Enviada em 04/10/2023

A Constituição Federal, promulgada em 1988, foi esboçada com a finalidade de delinear direitos básicos para todos os cidadãos. Conquanto, tal prerrogativa não tem se reverberado com ênfase na prática quando se observa o aumento dos riscos de compartilhamento de mentiras e boatos na internet, dificultando deste modo, a universalização desse direito social tão importante. Nesse contexto, deve-se analisar, como a negligência estatal e as redes sociais impulsionam tal problemática, com o intuito de solucioná-la.

Em uma primeira análise, deve-se ressaltar a ausência de medidas governamentais para combater a propagação de mentiras e boatos na internet. De acordo com filósofo John Locke, isso configura-se como violação do “contrato social”, já que o Estado não cumpre sua função de garantir a segurança de notícias e informações para a população. Nesse sentido, é imperioso destacar, que o Estado criou leis para a segurança cibernética dos cidadãos, porem, na realidade, é presenciado uma má execução da lei para responsabilizar os individuos.

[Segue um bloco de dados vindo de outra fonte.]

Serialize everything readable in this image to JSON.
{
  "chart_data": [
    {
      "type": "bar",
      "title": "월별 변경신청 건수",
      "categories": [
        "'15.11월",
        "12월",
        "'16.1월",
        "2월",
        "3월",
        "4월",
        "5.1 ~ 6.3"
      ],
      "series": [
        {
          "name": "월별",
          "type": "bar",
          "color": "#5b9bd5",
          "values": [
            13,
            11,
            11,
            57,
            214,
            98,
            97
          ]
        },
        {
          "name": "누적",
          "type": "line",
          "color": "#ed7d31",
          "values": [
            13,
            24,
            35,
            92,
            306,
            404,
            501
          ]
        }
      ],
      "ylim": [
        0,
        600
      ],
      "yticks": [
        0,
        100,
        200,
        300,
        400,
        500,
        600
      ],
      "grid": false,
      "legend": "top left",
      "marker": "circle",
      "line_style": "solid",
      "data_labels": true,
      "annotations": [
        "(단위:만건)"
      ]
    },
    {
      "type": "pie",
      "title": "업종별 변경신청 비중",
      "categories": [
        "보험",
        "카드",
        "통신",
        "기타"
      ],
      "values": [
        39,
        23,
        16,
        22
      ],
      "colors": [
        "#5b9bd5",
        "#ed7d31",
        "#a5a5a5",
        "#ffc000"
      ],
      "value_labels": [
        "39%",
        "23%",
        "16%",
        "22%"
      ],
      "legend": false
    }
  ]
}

Dessa forma, enquanto a máquina pública negligenciar suas responsabilidades, o problema persistirá.

Ademais, é fundamental apontar as redes sociais como impulsionador de “Fakenews”. Segundo o site de notícias Buzzfeed, pouco menos de 20% dos usuários do Facebook, possuem certeza das fontes das manchetes que leem. Diante de tal exposto, a probabilidade dos usuários compartilharem informações falsa e o fato dos perfis serem “abertos ao público” por padrão de criação do Facebook, tornando a rede social, o maior propagador de mentiras e boatos da atualidade. Logo, é inadmissível que esse cenário continue a perdurar.

Depreende-se, portanto, a necessidade de se combater esses obstáculos. Para isso, é imprescindível que o Governo Federal, órgão de maior importância no âmbito nacional, por meio de campanhas onlines, exponha os riscos de buscar em fontes não confiáveis. Tal ação deve ser feita por profissionais capacitados pelo Estado, a fim de construir uma sociedade protegida de falsas informações. Assim torna-se-á uma população que desempenha corretamente seu “contrato social”, tal como afirma John Locke.